Now since this is all at the level of entertaining conjecture, I'll just spit out what I think, like the drunken bar patron that I am. Grab yourselves a drink too, my buddies! There is one interesting, recurring feature in Nostratic language groups that I notice: a suppletive system involving two very unrelated forms for each person. So for example, in Indo-European we have two sets of pronominal endings in use: the *mi-set (*-m, *-s, *-t) and the *h₂e-set (*-h₂e, *-th₂e, *-e). The former set was used for imperfective forms and the latter for perfective forms in most IE languages while in Anatolian it seems that verbs were inherently part of either a mi- or hi-conjugation class. We see in Uralic-Yukaghir, Chukchi-Kamchatkan and Eskimo-Aleut languages a shared theme of subjective-objective conjugation and again there are two different sets of endings that seem to be quite ancient (e.g. Hungarian 1ps -m & -k, 2ps -d & -l). Bomhard believes that Dravidian is also a Nostratic language but Dravidian uses quite different pronouns in the first and second person from the other Nostratic languages (*yān, *nīn) forcing him to reconstruct extra Nostratic pronouns just to account for them. In Afro-Asiatic languages, yet again, we apparently have two different sets (Middle Egyptian *anāka "I" > Sahidic Coptic anok versus Middle Egyptian *anāna "we" > Sahidic Coptic anon).
So I figure the best way to explain that is to propose a suppletive absolutive-ergative system for Nostratic as follows (note that my intention is to conjecture for the sake of discussion):
ergative | absolutive | |
1ps | *nu (> *mu) | *hu |
2ps | *tu | *nu |
3ps | *ca | *ʔi |
NOTES
[1] See Pedersen, Zur Frage nach der Urverwandtschaft des Indoeuropäischen mit dem Ugrofinnischen, Memoires de la Société Finnoougrienne 67, pp.311-315, Helsinki.
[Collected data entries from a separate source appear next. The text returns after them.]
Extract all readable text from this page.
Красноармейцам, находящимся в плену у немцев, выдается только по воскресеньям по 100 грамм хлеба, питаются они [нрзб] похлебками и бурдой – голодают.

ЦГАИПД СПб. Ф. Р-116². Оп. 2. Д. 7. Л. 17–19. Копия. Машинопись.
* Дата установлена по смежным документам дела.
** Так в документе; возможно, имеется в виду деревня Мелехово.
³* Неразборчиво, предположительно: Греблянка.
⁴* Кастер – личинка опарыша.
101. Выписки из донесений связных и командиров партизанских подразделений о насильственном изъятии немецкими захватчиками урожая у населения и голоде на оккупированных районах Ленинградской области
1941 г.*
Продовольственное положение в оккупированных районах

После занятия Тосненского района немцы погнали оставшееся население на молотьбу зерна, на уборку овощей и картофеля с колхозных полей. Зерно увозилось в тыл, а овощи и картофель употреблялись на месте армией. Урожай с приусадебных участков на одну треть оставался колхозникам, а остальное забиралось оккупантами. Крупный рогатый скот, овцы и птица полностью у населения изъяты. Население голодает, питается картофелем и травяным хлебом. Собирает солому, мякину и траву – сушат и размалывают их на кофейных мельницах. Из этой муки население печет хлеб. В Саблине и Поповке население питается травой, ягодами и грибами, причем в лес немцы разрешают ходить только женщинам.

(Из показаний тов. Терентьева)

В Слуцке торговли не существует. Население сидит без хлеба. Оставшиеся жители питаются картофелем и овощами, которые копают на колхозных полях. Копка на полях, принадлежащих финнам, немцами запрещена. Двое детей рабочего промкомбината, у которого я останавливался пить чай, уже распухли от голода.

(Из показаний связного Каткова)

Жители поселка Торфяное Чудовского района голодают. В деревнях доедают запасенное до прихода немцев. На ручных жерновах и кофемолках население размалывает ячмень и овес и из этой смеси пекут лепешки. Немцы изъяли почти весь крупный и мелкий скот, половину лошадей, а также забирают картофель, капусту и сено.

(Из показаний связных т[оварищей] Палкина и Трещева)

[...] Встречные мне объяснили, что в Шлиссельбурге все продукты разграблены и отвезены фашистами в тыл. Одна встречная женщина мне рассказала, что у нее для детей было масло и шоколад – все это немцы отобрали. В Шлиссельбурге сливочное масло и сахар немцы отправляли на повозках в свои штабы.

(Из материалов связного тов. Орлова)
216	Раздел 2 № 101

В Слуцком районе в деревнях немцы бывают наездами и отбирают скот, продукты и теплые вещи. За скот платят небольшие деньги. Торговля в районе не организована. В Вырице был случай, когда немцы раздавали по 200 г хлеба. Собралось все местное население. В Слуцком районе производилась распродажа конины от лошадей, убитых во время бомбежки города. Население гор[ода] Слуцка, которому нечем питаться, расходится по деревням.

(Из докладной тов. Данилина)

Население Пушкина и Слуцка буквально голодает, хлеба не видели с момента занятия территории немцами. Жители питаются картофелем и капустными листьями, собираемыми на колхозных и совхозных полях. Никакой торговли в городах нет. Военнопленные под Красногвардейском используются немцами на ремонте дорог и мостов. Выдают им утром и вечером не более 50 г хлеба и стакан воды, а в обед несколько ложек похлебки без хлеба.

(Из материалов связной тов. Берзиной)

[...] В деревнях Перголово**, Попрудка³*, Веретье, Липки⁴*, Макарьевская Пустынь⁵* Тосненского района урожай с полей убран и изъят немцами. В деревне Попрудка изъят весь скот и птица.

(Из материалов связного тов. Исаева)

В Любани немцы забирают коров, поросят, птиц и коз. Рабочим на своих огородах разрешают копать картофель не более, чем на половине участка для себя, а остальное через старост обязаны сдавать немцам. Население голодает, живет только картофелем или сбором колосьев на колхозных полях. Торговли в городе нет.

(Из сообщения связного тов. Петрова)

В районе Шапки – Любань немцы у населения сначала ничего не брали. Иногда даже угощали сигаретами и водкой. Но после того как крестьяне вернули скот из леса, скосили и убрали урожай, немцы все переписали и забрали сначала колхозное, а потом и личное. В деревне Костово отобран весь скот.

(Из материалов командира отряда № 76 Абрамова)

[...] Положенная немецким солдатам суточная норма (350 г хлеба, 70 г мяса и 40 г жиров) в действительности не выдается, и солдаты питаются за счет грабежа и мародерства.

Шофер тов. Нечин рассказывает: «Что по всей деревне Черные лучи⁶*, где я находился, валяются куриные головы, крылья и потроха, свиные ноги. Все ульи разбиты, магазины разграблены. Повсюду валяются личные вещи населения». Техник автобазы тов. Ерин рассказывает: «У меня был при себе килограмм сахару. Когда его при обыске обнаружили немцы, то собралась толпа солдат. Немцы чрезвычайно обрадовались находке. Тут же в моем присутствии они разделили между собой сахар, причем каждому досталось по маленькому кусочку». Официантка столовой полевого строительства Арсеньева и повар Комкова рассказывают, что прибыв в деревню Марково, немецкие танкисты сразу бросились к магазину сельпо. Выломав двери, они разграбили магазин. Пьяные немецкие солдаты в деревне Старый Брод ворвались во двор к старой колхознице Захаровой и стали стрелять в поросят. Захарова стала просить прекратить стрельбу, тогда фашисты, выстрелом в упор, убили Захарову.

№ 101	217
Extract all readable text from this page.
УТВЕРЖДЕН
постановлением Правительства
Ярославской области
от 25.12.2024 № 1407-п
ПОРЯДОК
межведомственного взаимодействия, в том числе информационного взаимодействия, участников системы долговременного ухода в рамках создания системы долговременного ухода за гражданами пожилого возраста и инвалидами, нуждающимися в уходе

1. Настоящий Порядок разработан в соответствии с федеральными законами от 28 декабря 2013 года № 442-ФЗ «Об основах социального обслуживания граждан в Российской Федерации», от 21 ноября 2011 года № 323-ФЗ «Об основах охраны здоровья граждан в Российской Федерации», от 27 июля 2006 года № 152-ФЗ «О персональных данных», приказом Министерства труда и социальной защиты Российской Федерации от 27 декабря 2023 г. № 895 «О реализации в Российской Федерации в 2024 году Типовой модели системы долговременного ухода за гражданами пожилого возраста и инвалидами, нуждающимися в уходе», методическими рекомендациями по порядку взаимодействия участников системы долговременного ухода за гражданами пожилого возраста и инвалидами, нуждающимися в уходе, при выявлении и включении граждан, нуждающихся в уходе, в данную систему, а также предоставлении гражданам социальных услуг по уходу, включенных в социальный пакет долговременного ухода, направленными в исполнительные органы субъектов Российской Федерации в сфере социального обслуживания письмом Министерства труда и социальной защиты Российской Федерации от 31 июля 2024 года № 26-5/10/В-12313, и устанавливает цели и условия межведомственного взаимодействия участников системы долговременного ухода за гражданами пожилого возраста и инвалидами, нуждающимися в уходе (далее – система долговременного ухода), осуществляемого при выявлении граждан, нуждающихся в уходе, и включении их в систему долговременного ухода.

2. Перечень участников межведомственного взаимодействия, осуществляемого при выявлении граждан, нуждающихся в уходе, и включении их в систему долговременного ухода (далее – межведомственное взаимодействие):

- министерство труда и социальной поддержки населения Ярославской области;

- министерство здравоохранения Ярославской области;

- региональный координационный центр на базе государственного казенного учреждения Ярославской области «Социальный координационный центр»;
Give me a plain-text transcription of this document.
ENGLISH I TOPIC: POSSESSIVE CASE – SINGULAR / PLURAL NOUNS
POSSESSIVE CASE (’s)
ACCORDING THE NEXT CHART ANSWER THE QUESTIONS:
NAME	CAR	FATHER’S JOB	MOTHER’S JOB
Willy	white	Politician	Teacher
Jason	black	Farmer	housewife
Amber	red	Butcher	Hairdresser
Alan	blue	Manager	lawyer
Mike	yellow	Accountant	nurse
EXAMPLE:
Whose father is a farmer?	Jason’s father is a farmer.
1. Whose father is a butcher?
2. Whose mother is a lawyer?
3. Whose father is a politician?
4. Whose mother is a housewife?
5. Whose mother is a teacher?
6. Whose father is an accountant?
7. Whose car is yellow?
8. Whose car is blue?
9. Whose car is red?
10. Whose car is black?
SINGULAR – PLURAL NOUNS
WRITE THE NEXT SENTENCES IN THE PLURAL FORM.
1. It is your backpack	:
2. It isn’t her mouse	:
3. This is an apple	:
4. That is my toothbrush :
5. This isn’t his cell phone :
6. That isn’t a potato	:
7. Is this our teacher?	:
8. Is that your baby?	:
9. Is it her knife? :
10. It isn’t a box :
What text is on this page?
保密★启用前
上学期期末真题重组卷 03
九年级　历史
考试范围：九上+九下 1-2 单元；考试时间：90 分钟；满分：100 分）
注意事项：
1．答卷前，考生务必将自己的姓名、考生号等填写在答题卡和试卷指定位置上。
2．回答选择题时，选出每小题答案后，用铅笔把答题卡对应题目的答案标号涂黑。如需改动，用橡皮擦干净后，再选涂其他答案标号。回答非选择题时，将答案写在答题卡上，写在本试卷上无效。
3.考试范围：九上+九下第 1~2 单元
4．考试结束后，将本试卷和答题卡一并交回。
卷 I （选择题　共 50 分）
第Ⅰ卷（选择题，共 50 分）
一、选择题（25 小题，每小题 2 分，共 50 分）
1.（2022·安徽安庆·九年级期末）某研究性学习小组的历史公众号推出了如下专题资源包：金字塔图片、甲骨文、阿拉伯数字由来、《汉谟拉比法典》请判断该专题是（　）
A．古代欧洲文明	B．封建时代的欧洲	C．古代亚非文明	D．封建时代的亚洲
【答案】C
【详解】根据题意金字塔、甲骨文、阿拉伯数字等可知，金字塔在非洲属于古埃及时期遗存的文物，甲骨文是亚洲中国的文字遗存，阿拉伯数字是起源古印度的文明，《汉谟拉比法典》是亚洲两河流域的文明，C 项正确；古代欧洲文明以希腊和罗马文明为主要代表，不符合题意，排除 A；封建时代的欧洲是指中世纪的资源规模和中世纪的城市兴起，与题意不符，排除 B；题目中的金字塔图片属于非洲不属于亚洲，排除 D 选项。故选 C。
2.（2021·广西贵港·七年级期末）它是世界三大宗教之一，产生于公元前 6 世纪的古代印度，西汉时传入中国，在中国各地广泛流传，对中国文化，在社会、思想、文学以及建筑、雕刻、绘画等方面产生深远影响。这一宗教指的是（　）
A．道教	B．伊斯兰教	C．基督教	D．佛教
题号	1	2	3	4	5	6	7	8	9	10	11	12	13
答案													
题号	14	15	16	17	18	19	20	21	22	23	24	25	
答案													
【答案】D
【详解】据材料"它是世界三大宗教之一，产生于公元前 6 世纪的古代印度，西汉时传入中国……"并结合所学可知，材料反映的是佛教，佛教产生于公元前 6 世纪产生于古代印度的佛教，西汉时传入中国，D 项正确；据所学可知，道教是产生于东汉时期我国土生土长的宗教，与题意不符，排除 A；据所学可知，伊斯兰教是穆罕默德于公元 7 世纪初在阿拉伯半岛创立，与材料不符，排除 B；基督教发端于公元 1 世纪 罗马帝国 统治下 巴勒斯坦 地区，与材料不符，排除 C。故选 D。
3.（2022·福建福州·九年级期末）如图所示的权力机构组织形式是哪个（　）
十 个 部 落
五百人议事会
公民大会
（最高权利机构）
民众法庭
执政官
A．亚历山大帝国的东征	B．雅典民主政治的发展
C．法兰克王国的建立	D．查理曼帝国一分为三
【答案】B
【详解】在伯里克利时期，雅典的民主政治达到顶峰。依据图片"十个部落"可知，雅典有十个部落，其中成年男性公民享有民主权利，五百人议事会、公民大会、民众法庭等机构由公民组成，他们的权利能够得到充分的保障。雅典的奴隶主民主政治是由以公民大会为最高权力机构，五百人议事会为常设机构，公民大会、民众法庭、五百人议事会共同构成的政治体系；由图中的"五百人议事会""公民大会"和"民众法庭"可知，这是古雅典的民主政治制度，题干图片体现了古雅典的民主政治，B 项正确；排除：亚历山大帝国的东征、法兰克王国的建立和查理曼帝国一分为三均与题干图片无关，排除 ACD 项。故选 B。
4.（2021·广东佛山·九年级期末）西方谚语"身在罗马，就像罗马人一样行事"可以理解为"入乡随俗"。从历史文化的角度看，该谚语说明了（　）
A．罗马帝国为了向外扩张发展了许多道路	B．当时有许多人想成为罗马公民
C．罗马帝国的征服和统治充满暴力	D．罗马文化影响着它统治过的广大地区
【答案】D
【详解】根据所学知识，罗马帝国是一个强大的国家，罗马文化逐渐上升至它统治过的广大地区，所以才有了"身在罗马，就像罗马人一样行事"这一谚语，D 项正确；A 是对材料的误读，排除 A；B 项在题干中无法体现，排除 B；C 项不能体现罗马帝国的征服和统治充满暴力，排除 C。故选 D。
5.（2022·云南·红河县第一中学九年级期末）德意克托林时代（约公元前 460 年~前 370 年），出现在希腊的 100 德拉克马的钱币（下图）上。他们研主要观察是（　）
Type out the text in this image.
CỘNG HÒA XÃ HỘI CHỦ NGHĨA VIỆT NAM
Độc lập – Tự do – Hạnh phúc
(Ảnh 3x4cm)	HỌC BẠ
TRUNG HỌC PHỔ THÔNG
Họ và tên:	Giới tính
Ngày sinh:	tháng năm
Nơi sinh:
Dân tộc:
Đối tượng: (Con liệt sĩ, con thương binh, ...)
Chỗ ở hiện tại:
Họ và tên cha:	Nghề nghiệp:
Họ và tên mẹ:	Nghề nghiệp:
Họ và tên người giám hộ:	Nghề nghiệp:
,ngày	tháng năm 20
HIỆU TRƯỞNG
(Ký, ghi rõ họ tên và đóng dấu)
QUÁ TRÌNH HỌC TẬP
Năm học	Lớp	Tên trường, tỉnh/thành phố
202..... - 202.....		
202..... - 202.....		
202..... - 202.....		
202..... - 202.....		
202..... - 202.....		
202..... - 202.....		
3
He discusses the derivation of PIE's so-called "perfective" endings from a pre-IE intransitive conjugation. Also Abraham/Kulikov (eds.), Tense-Aspect, Transitivity and Causativity (1999), pp.21-42, Amsterdam. Kulikov shows a relationship between imperfectives and transitives (and conversely between perfectives and intransitivity) using similar data from Yukaghir and Aleut.